GoldenEar Triton Reference Speakers, $8500 per pair
58h, 9 1/4w, 18 3/4d, 108lbs
GoldenEar’s Triton line has been tremendously successful. In going up market from the already iconic Triton One ($5k per pair), I wondered what Sandy would do? There are so many UBER priced speakers on the market that $20k per pair is not even the mid level of what Stereophile & TAS review these days! Would GoldenEar go THERE? I thought they just might. We wouldn’t sell many in Milwaukee, but perhaps world wide, it would be tempting to try to shoot the moon.
Thankfully for Audio Emporium and those of us in the biz that deal with people that work for a living, the Triton Reference ended up being much less than CRAZY money. I’ll grant you $8500 per pair is a good buck, but it’s a far cry from $20-50-100k that we’ve seen from the likes of many competitors.
I can’t help but analyze what I get for what I pay. Are the nuts and bolts in synch with the price, or are you paying for “holy water” being sprinkled on top? GoldenEar is the king of giving you an enormous amount of HARDWARE=VALUE for your money.
Let’s compare with some other esteemed speakers. The Kef Blade runs about $30k per pair. What do you get? You get a 5” Uni-Q mid/tweet in coax configuration- not unlike what Elac offers in the UB-5 for $500 per pair. You also get four 9” side firing woofers- in a nicely sculptured cabinet. It’s quite attractive and comes in designer colors no less. Buttt, for 30k, you get… how much beef? The Wilson Alexia 2 is a huge monolith for a mere $58k per pair. You get two woofs, an 8 & a 10, a 7” midrange, and a 1” silk dome tweeter. It’s built in a ginormous, 260 pound box, finished in fancy metallic finish.
Now let’s look at the Triton Reference. Each cabinet has two 6” Mids with a ribbon tweeter
centered between them- D’Appolito config. This array of drivers is housed within its own, controlled diffraction chamber in the tower. You get THREE powered subwoofers, each 6×10”. The triumvirate is powered by an 1800w, 56bit DSP power amp. Note, YOUR amp only drives the upper chamber. Hence you can enjoy MIGHTY performance from the Triton Refs without the need for Hercules in a power amp! The cabinet (heavy, 108lbs) is internally braced and sits on a steel plate for utmost rigidity.
Four side firing Quadratic radiators (each 10 1/4x 9 ½) tune the speaker more precisely than traditional ports. I wanted to take a moment to point out these nuts and bolts to make the point, you’re getting a LOT for your investment! It’s also the reason the speakers sound as they do. How’s that?
The first thing I noticed in playing the T-Refs is THE SIZE of the sound. Holy realistic imaging Batman! As nice as many hi-fi systems sound, we have to acknowledge that what we hear at home is ultimately a “scaled down version” of the real event. While no speaker can be as realistic as 90 pieces of the Milwaukee Symphony Orchestra, T-Ref will get you closer to it than anything I’ve heard.

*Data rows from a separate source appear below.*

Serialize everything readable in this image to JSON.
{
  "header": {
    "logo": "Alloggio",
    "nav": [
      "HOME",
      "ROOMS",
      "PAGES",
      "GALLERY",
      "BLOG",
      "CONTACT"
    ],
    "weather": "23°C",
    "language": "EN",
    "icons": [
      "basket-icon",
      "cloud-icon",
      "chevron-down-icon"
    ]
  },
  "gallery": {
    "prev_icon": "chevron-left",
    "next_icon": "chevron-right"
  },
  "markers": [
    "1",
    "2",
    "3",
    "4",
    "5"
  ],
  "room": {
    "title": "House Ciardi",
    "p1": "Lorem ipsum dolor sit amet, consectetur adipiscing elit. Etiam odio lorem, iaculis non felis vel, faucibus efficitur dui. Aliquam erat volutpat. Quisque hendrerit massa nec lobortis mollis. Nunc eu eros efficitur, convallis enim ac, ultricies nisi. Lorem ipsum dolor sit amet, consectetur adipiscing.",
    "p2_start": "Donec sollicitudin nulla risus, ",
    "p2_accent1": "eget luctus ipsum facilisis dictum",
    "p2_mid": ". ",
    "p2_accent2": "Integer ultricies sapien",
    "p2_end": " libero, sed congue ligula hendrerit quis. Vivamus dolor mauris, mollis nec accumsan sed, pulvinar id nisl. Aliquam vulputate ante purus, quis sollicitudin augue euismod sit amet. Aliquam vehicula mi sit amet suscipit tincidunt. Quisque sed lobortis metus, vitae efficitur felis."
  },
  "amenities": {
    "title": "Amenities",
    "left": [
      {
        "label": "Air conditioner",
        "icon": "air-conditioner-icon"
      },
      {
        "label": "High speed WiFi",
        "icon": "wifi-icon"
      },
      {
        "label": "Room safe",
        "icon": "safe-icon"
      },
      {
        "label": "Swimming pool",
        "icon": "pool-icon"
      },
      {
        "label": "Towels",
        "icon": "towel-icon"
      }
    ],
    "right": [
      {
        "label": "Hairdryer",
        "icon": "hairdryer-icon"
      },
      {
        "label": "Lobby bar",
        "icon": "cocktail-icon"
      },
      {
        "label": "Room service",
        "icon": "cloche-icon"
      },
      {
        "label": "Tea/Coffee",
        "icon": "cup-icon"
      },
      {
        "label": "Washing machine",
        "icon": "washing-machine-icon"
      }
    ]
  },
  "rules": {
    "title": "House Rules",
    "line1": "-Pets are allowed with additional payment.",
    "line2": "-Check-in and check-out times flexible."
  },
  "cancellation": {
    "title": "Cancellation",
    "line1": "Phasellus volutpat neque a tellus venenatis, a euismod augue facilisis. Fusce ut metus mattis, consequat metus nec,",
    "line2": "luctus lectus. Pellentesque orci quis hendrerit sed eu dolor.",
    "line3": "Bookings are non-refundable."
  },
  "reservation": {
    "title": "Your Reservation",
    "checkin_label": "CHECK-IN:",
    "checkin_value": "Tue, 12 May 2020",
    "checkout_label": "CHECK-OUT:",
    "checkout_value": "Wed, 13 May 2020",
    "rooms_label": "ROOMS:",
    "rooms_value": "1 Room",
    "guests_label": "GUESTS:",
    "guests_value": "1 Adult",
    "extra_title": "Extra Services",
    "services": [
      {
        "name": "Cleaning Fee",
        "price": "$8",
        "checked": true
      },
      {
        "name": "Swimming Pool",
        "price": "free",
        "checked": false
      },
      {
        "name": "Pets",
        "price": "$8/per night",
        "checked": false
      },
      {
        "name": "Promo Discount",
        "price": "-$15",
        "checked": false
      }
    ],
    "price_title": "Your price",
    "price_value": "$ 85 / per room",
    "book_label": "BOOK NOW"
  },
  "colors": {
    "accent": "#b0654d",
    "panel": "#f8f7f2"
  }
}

What a treat to just drink in the SIZE of the musical event while listening at home!
As a piano fan first and foremost, I was quite bowled over by the lower register of Rachmaninoff’s
second piano sonata by Evelina Vorontsova. After reading a nice review of this performance, I brought it up on Tidal and played the CD quality version (not available on MQA just yet) and WOW! That’s 16bit streaming?! The beauty and coherence of the presentation was what we would expect from GoldenEar. The SIZE, WEIGHT & DYNAMICS went well beyond.
In switching over to MQA, the speakers had much more to offer! If you haven’t heard the MQA versions of the music we grew up with, please make the effort to do so. There’s more there than we ever knew. In short, the T-Ref provides more of what our hobby tries to attain- a realistic representation of the live event- than competitors that run over five times more money!